Pretty sure that can be considered violence. I think I feel that way due to the genocide part. Where's Facebook's ban? Oh wait, that's right, big tech is it's own good ol'boys club.
This may well be true. But the point is now we're arguing a very subjective standard, and the determiners of those standards aren't a judge or jury, but a few CEOs. The standard of "when is it justified to refuse to host an entire platform based upon the nature of how they moderate their worst content" is an incredibly complex question, with no objective answer, and how these company's answer it has a profound effect on freedom of speech, since deplatforming a site like Parler doesn't just censor the speech of those who ought to be censored (by any standard), but everyone else on the platform.
It's fairly obvious where this will lead, but I doubt we will correct it before it causes immense harm (not necessarily directly, but due to the blowback that will come from censorship without due process and tit-for-tat escalation.)
That is totally legal process's role. Anyone hope a A decide what B should do for C is just not understanding the dynamics in human society.
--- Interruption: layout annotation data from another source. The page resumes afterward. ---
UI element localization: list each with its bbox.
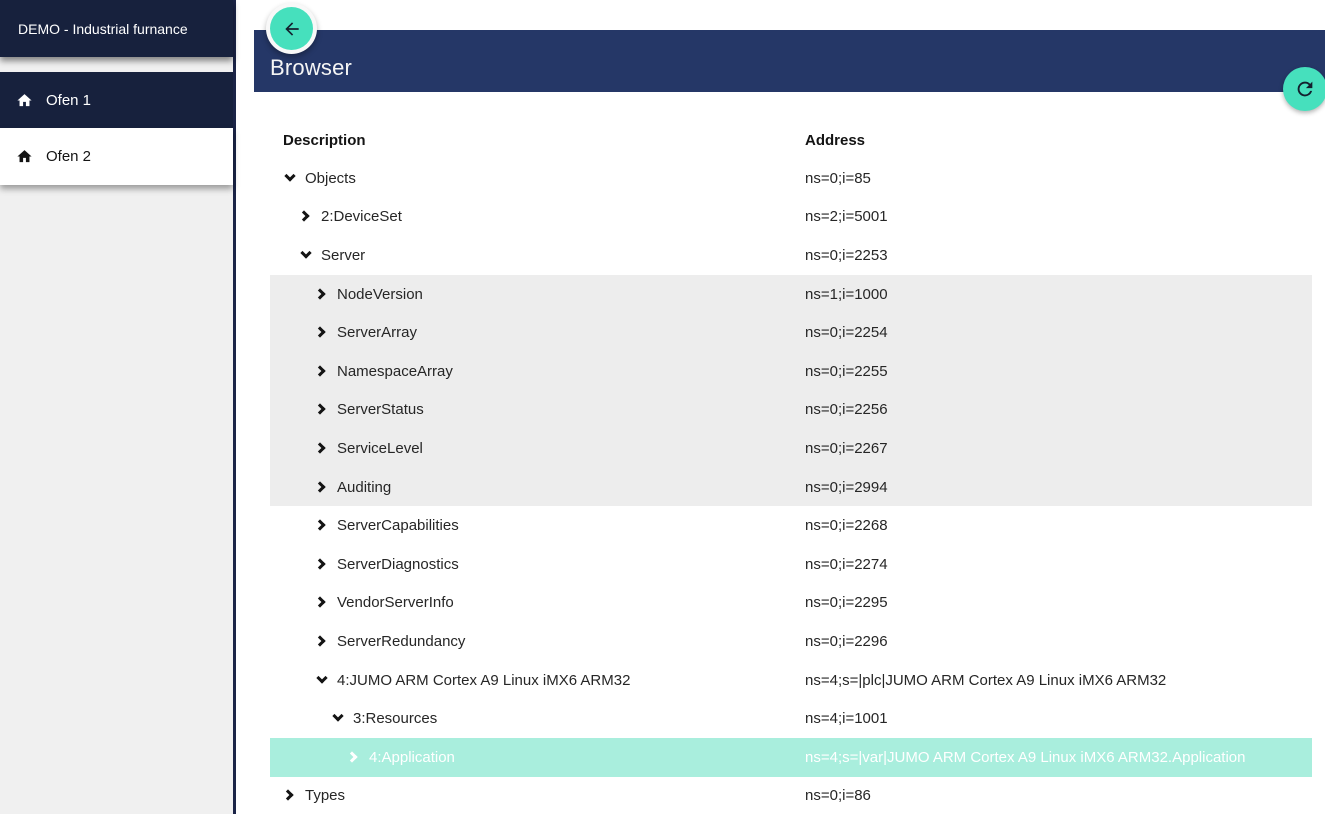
refresh-icon [1294, 78, 1316, 100]
chevron-right-icon[interactable] [347, 750, 362, 765]
row-label: 2:DeviceSet [321, 208, 402, 225]
home-icon [16, 148, 33, 165]
row-address: ns=0;i=2253 [805, 247, 888, 264]
row-address: ns=0;i=85 [805, 170, 871, 187]
sidebar-title: DEMO - Industrial furnance [0, 0, 233, 57]
row-label: ServiceLevel [337, 440, 423, 457]
sidebar-item-ofen-2[interactable]: Ofen 2 [0, 128, 233, 185]
table-header-row: Description Address [270, 122, 1312, 159]
row-label: Server [321, 247, 365, 264]
page-title: Browser [270, 55, 352, 81]
table-row[interactable]: 4:JUMO ARM Cortex A9 Linux iMX6 ARM32 ns… [270, 661, 1312, 700]
table-row[interactable]: ServerArray ns=0;i=2254 [270, 313, 1312, 352]
row-label: ServerCapabilities [337, 517, 459, 534]
chevron-down-icon[interactable] [315, 673, 330, 688]
row-label: Auditing [337, 479, 391, 496]
row-label: 3:Resources [353, 710, 437, 727]
table-row[interactable]: ServiceLevel ns=0;i=2267 [270, 429, 1312, 468]
row-label: ServerStatus [337, 401, 424, 418]
sidebar: DEMO - Industrial furnance Ofen 1 Ofen 2 [0, 0, 233, 814]
row-label: Objects [305, 170, 356, 187]
chevron-right-icon[interactable] [315, 287, 330, 302]
row-address: ns=4;i=1001 [805, 710, 888, 727]
chevron-right-icon[interactable] [315, 402, 330, 417]
chevron-right-icon[interactable] [283, 788, 298, 803]
table-row[interactable]: ServerRedundancy ns=0;i=2296 [270, 622, 1312, 661]
chevron-down-icon[interactable] [299, 248, 314, 263]
table-row[interactable]: Auditing ns=0;i=2994 [270, 468, 1312, 507]
chevron-right-icon[interactable] [315, 441, 330, 456]
chevron-right-icon[interactable] [299, 209, 314, 224]
row-label: 4:JUMO ARM Cortex A9 Linux iMX6 ARM32 [337, 672, 630, 689]
table-row-selected[interactable]: 4:Application ns=4;s=|var|JUMO ARM Corte… [270, 738, 1312, 777]
row-label: NamespaceArray [337, 363, 453, 380]
chevron-right-icon[interactable] [315, 364, 330, 379]
table-row[interactable]: Objects ns=0;i=85 [270, 159, 1312, 198]
chevron-right-icon[interactable] [315, 325, 330, 340]
chevron-right-icon[interactable] [315, 518, 330, 533]
row-address: ns=0;i=2256 [805, 401, 888, 418]
chevron-down-icon[interactable] [283, 171, 298, 186]
chevron-down-icon[interactable] [331, 711, 346, 726]
row-address: ns=0;i=2994 [805, 479, 888, 496]
row-address: ns=0;i=2268 [805, 517, 888, 534]
row-label: VendorServerInfo [337, 594, 454, 611]
row-address: ns=0;i=2274 [805, 556, 888, 573]
row-label: Types [305, 787, 345, 804]
table-row[interactable]: VendorServerInfo ns=0;i=2295 [270, 584, 1312, 623]
row-address: ns=4;s=|plc|JUMO ARM Cortex A9 Linux iMX… [805, 672, 1166, 689]
row-address: ns=0;i=2296 [805, 633, 888, 650]
chevron-right-icon[interactable] [315, 480, 330, 495]
table-row[interactable]: Types ns=0;i=86 [270, 777, 1312, 815]
table-row[interactable]: NamespaceArray ns=0;i=2255 [270, 352, 1312, 391]
row-address: ns=1;i=1000 [805, 286, 888, 303]
refresh-button[interactable] [1283, 67, 1325, 111]
sidebar-divider [233, 0, 236, 814]
table-row[interactable]: NodeVersion ns=1;i=1000 [270, 275, 1312, 314]
row-address: ns=0;i=2267 [805, 440, 888, 457]
table-row[interactable]: ServerStatus ns=0;i=2256 [270, 391, 1312, 430]
table-row[interactable]: 2:DeviceSet ns=2;i=5001 [270, 198, 1312, 237]
column-header-address: Address [805, 132, 865, 149]
page-header: Browser [254, 30, 1325, 92]
sidebar-item-ofen-1[interactable]: Ofen 1 [0, 72, 233, 128]
back-button[interactable] [266, 3, 317, 54]
column-header-description: Description [270, 132, 366, 149]
chevron-right-icon[interactable] [315, 634, 330, 649]
chevron-right-icon[interactable] [315, 595, 330, 610]
sidebar-item-label: Ofen 1 [46, 92, 91, 109]
row-address: ns=0;i=2255 [805, 363, 888, 380]
row-label: ServerDiagnostics [337, 556, 459, 573]
row-address: ns=2;i=5001 [805, 208, 888, 225]
row-label: NodeVersion [337, 286, 423, 303]
row-label: ServerArray [337, 324, 417, 341]
table-row[interactable]: ServerDiagnostics ns=0;i=2274 [270, 545, 1312, 584]
row-address: ns=4;s=|var|JUMO ARM Cortex A9 Linux iMX… [805, 749, 1245, 766]
row-address: ns=0;i=2254 [805, 324, 888, 341]
row-label: ServerRedundancy [337, 633, 465, 650]
table-row[interactable]: ServerCapabilities ns=0;i=2268 [270, 506, 1312, 545]
arrow-left-icon [270, 7, 313, 50]
sidebar-title-label: DEMO - Industrial furnance [18, 21, 188, 37]
row-address: ns=0;i=2295 [805, 594, 888, 611]
table-row[interactable]: 3:Resources ns=4;i=1001 [270, 699, 1312, 738]
browser-tree-table: Description Address Objects ns=0;i=85 2:… [270, 122, 1312, 815]
table-row[interactable]: Server ns=0;i=2253 [270, 236, 1312, 275]
home-icon [16, 92, 33, 109]
row-label: 4:Application [369, 749, 455, 766]
sidebar-item-label: Ofen 2 [46, 148, 91, 165]
chevron-right-icon[interactable] [315, 557, 330, 572]
row-address: ns=0;i=86 [805, 787, 871, 804]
Twitter let ISIS terrorists post beadings and murders on its platform. A simple search on any racial keyword will show plenty of hatred that is everywhere on its platform. Facebook, not even talking about what they do, the way they use data, advertise, and leave content that is racist/dangerous.
And now that parler jumps in without the $ of twitter and facebook and the process/software that took years for a FB to be able delete violent content then we censor them from the outside?
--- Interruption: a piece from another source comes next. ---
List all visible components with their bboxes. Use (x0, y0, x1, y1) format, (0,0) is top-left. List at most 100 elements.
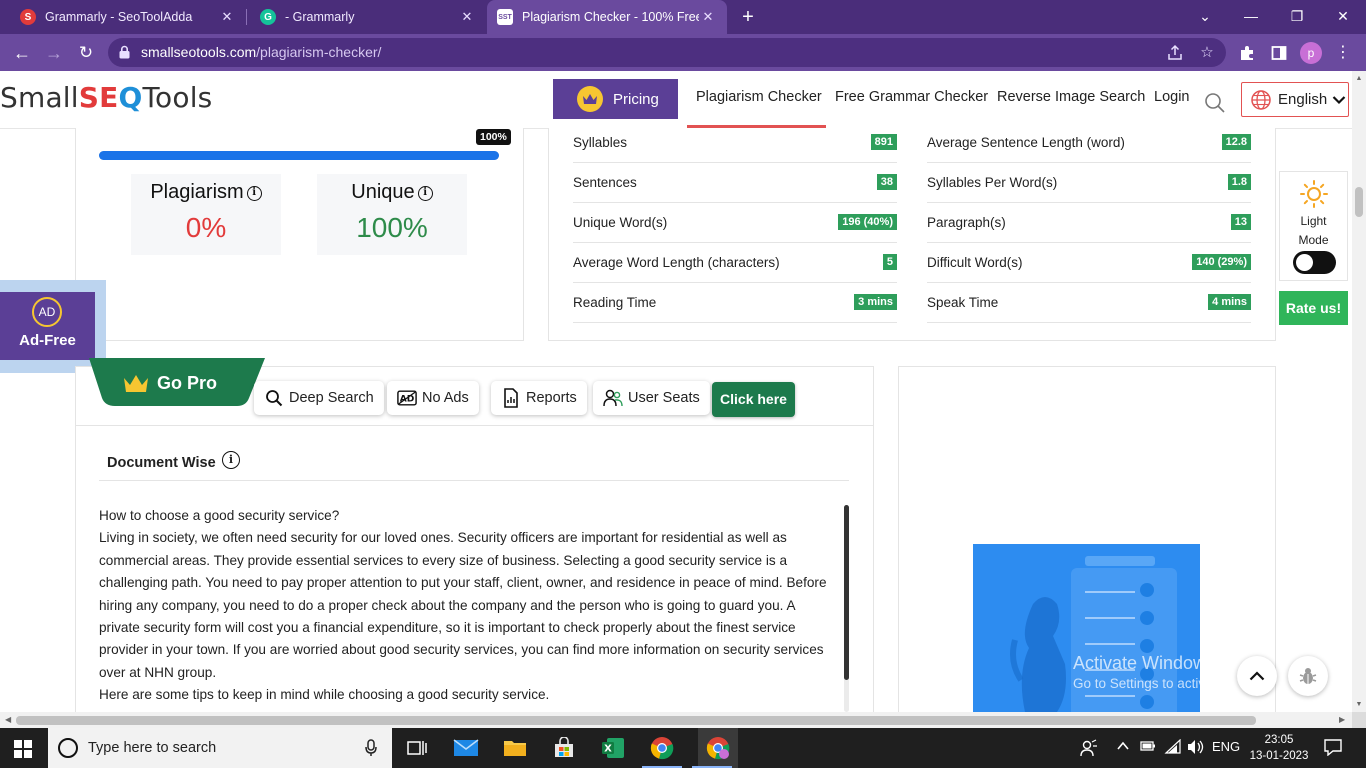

How about we censor google for doing business with china and promoting censorship? Id say that is a good enough argument for the US governement to nationalize google and remove them from their monopoly.
Competitor to what? Amazon isn't particularly relevant in the social media space. (Goodreads and IMDB are the most social sites they run afaik, and that's a bit far fetched)
I wonder if they'd do same when the CCP is hosting stuff on their server such as list of people or software that directly help to put people into jail.
There is a tendency within tech to think there are bad guys and good guys. I see 0 difference between palantir/parler and amazon,fb,google. Or yes there is. the scale of the later is way scarier and way more dangerous for us. aaron schwartz sad death anniversary was 2 days ago and yet we never learn, we don't understand that this is just showing how dangerous those platforms can be for the people.